Les personnels du lycée Sonia-Delaunay de Cesson ont décidé de répondre à un article du Parisien publié le 23 septembre dernier.
"Après la visite de Mme Pécresse, présidente de la région Île-de-France, au sein du lycée Sonia Delaunay de Cesson Vert–Saint-Denis, un article est paru affirmant que les enseignants seraient « conquis » par les outils numériques mis à disposition par la région.
Seul le professeur référent numérique de l’établissement et coordinateur régional pour les ordinateurs fournis par la région a été consulté lors de cette visite. Ce professeur, par sa fonction, est tenu d’appliquer les directives de la Région, indépendamment de l’avis de ses collègues. Aucun autre professeur n’a été interrogé lors de cette visite, puisque les cours se déroulaient en même temps.

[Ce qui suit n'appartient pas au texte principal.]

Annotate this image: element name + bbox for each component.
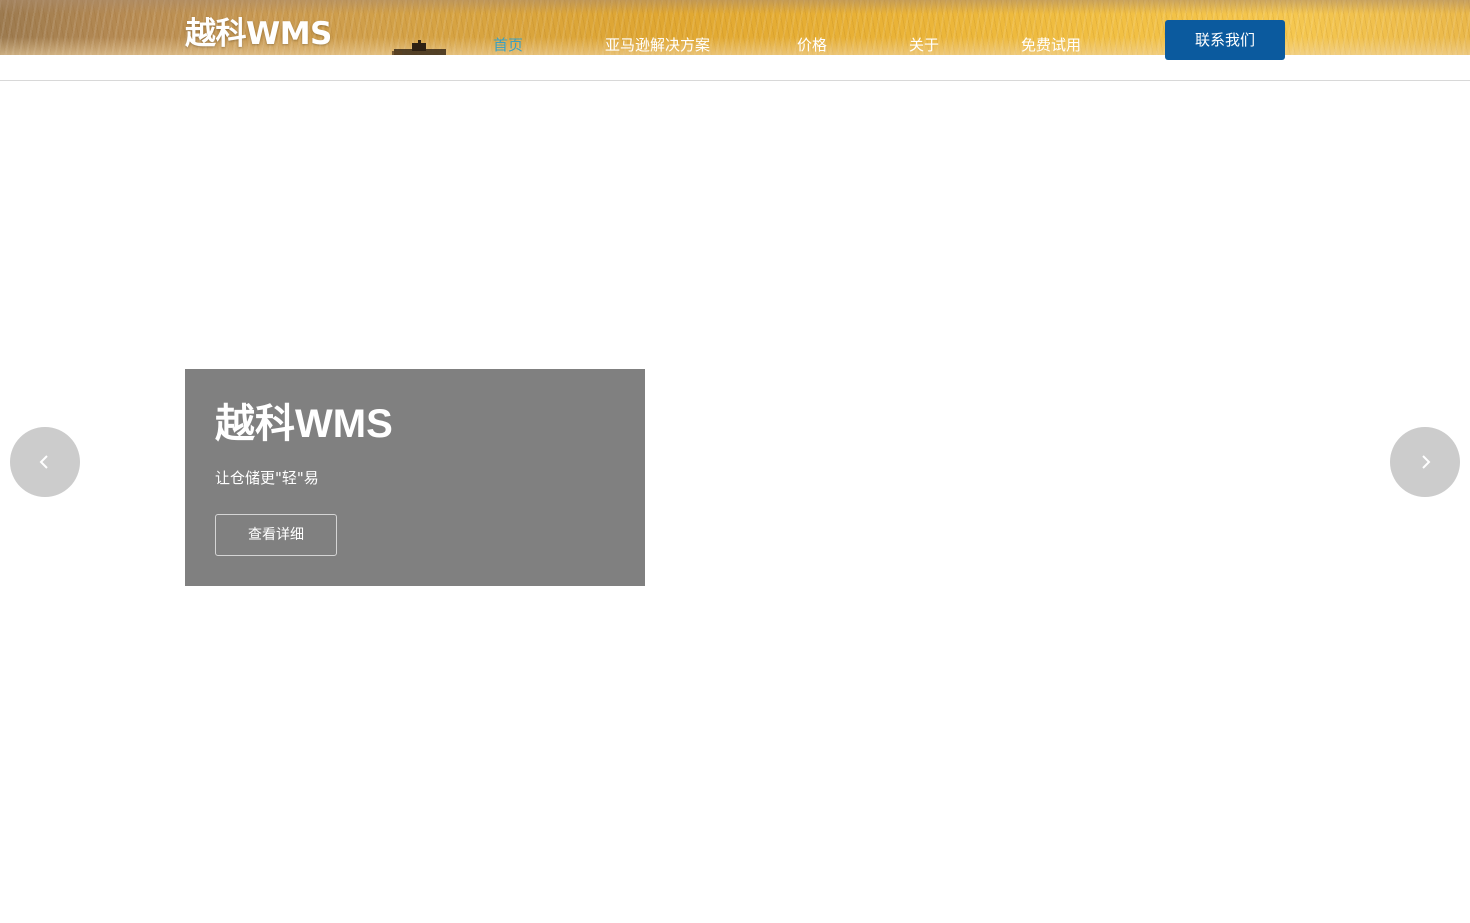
nav-amazon-solutions[interactable]: 亚马逊解决方案 (605, 34, 710, 56)
carousel-prev-button[interactable] (10, 427, 80, 497)
view-details-button[interactable]: 查看详细 (215, 514, 337, 556)
site-logo[interactable]: 越科WMS (185, 14, 332, 54)
nav-free-trial[interactable]: 免费试用 (1021, 34, 1081, 56)
banner-sky (0, 0, 1470, 14)
contact-us-button[interactable]: 联系我们 (1165, 20, 1285, 60)
chevron-left-icon (39, 455, 48, 469)
carousel-next-button[interactable] (1390, 427, 1460, 497)
page: 越科WMS 首页 亚马逊解决方案 价格 关于 免费试用 联系我们 越科WMS 让… (0, 0, 1470, 923)
hero-title: 越科WMS (215, 402, 393, 446)
nav-home[interactable]: 首页 (493, 34, 523, 56)
hero-subtitle: 让仓储更"轻"易 (215, 469, 319, 487)
hero-card: 越科WMS 让仓储更"轻"易 查看详细 (185, 369, 645, 586)
nav-about[interactable]: 关于 (909, 34, 939, 56)
nav-pricing[interactable]: 价格 (797, 34, 827, 56)
chevron-right-icon (1422, 455, 1431, 469)
harvester-silhouette (392, 40, 446, 55)
header-divider (0, 80, 1470, 81)
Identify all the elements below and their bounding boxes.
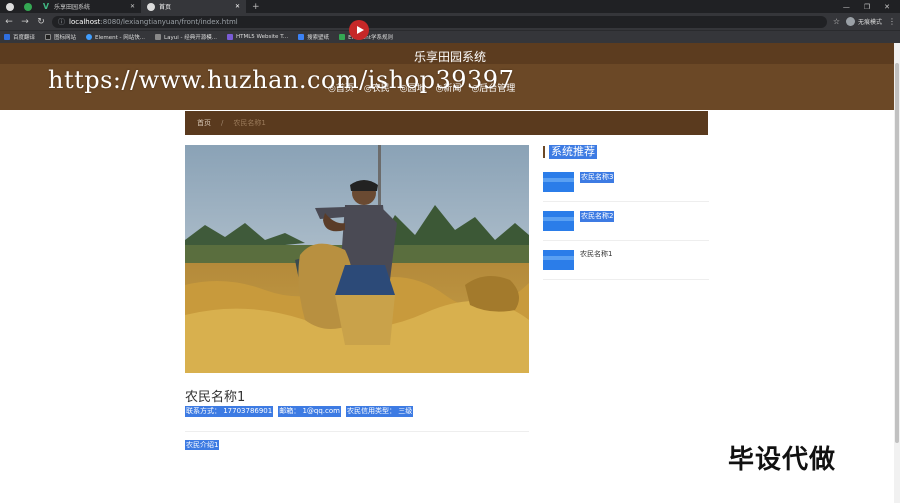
contact-text: 联系方式： 17703786901 — [185, 406, 274, 417]
address-bar-row: ← → ↻ ⓘ localhost:8080/lexiangtianyuan/f… — [0, 13, 900, 30]
browser-tab-2[interactable]: V 乐享田园系统 ✕ — [36, 0, 141, 13]
green-app-icon — [24, 2, 32, 11]
info-icon: ⓘ — [58, 17, 65, 26]
recommend-thumbnail — [543, 250, 574, 270]
close-window-icon[interactable]: ✕ — [884, 3, 890, 11]
icon-site-icon — [45, 34, 52, 40]
bookmark-item[interactable]: 百度翻译 — [4, 33, 35, 41]
incognito-icon — [845, 17, 855, 26]
recommend-item[interactable]: 农民名称1 — [543, 242, 709, 280]
bookmark-item[interactable]: Layui - 经典开源模... — [155, 33, 217, 41]
recommend-thumbnail — [543, 172, 574, 192]
html5-icon — [226, 34, 233, 40]
site-title: 乐享田园系统 — [413, 50, 486, 64]
globe-icon — [147, 2, 155, 11]
menu-icon[interactable]: ⋮ — [888, 17, 896, 26]
bookmark-item[interactable]: Element - 网站快... — [86, 33, 145, 41]
farmer-intro: 农民介绍1 — [185, 440, 220, 450]
recommend-name: 农民名称3 — [580, 172, 615, 183]
url-field[interactable]: ⓘ localhost:8080/lexiangtianyuan/front/i… — [52, 15, 827, 28]
chrome-icon — [6, 2, 14, 11]
recommend-name: 农民名称2 — [580, 211, 615, 222]
divider — [185, 431, 529, 432]
back-icon[interactable]: ← — [4, 17, 14, 27]
forward-icon[interactable]: → — [20, 17, 30, 27]
recommend-name: 农民名称1 — [580, 250, 613, 258]
farmer-photo — [185, 145, 529, 373]
breadcrumb-separator: / — [221, 119, 224, 127]
recommend-thumbnail — [543, 211, 574, 231]
email-text: 邮箱： 1@qq.com — [278, 406, 341, 417]
reload-icon[interactable]: ↻ — [36, 17, 46, 27]
recommend-item[interactable]: 农民名称2 — [543, 203, 709, 241]
bookmark-item[interactable]: HTML5 Website T... — [226, 34, 288, 40]
bookmarks-bar: 百度翻译 图标网站 Element - 网站快... Layui - 经典开源模… — [0, 30, 900, 43]
bookmark-item[interactable]: 搜索壁纸 — [298, 33, 329, 41]
browser-tab-1[interactable] — [18, 0, 36, 13]
profile-button[interactable]: 无痕模式 — [845, 17, 882, 26]
record-indicator-icon — [349, 20, 369, 40]
element-rules-icon — [339, 34, 346, 40]
sidebar-title: 系统推荐 — [543, 145, 597, 159]
element-icon — [86, 34, 93, 40]
breadcrumb-home[interactable]: 首页 — [197, 118, 211, 128]
layui-icon — [155, 34, 162, 40]
recommend-item[interactable]: 农民名称3 — [543, 164, 709, 202]
farmer-info-line: 联系方式： 17703786901 邮箱： 1@qq.com 农民信用类型： 三… — [185, 406, 414, 417]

L’article mentionne en outre des « manuels libres », mais confond l’utilisation de la plateforme Pearltrees par les enseignants, qui leur permet de stocker leurs documents ou leurs vidéos et d’interagir avec les élèves, avec l’utilisation des « manuels libres » proposés sur cette plateforme depuis 2024, et non depuis 2019 comme l’indique l’article. Cette terminologie empruntée au monde des logiciels libres, qui promeut l’ouverture et la gratuité, est utilisée pour désigner une plateforme privée, Pearltrees. La région Île-de-France a d’ailleurs signé un accord de monopole avec cette entreprise, ce qui contredit totalement l’idée de liberté ?pédagogique.
Contrairement à ce qui est affirmé, les enseignants du lycée Sonia Delaunay ont, lors du conseil pédagogique, exprimé leur souhait de revenir aux manuels papier. Par ailleurs, cette année, le budget attribué à l’établissement pour l’achat des manuels numériques choisis par les enseignants a été diminué de 40 000 à 13 000 euros, ce qui a obligé les professeurs à renoncer à leurs outils pédagogiques.
L’article, relayant les propos de la Présidente de la région, présente Pearltrees comme une « ?technologie révolutionnaire ? ». En réalité, il s’agit d’une simple plateforme de partage de cours et d’exercices, similaire à de nombreuses autres. Il y a d’ailleurs peu de plus-value pédagogique dans la mesure où certains élèves ne s’y retrouvent pas, la considérant comme une plateforme brouillonne. Le directeur marketing et commercial de Pearltrees prétend que la plateforme permettrait aux enseignants « de gagner 8h par semaine ». Pourtant, nous n’avons remarqué aucun bénéfice mais plutôt un surcroît d’investissement pour fournir aux élèves un support supplémentaire. Pour ce qui est des « manuels libres » disponibles sur cette plateforme depuis 2024, ils ne couvrent pas l’ensemble des disciplines et sont très peu fournis en matière de contenus, activités documentaires et exercices. Ils ne peuvent absolument pas se substituer aux manuels écrits par les éditeurs historiques.
Alors que les écoles des cadres de la Silicon Valley prônent une « désescalade technologique » pour préserver les capacités cognitives des élèves, la région Île-de-France impose le « tout-numérique ». Cette approche conduit à une augmentation du temps d’écran pour les jeunes Franciliens, et a des conséquences directes et scientifiquement prouvées sur leur développement. L’excès d’écran entraîne notamment une perte de la mémoire kinesthésique, une diminution de la créativité manuelle et une dégradation des capacités de mémorisation, l’esprit déléguant cette fonction aux outils numériques.
Lors de sa venue, Madame Pécresse devait initialement inaugurer huit nouvelles salles de classe, remplaçant les quatre existantes, dans l’optique d’améliorer les conditions de travail de tous. Elle devait également effectuer une visite des sections professionnelles et de l’Histoire des arts, qui sont des spécificités de ce lycée.
Cependant, l’article ne mentionne pas du tout les nouveaux bâtiments. Finalement, seuls les aspects numériques et commerciaux privés ont été mis en avant, reléguant au second plan les véritables enjeux éducatifs et sociaux qui animent les enseignants. Nous regrettons que cette visite ait été instrumentalisée au profit de la mise en avant de décisions politiques contestées."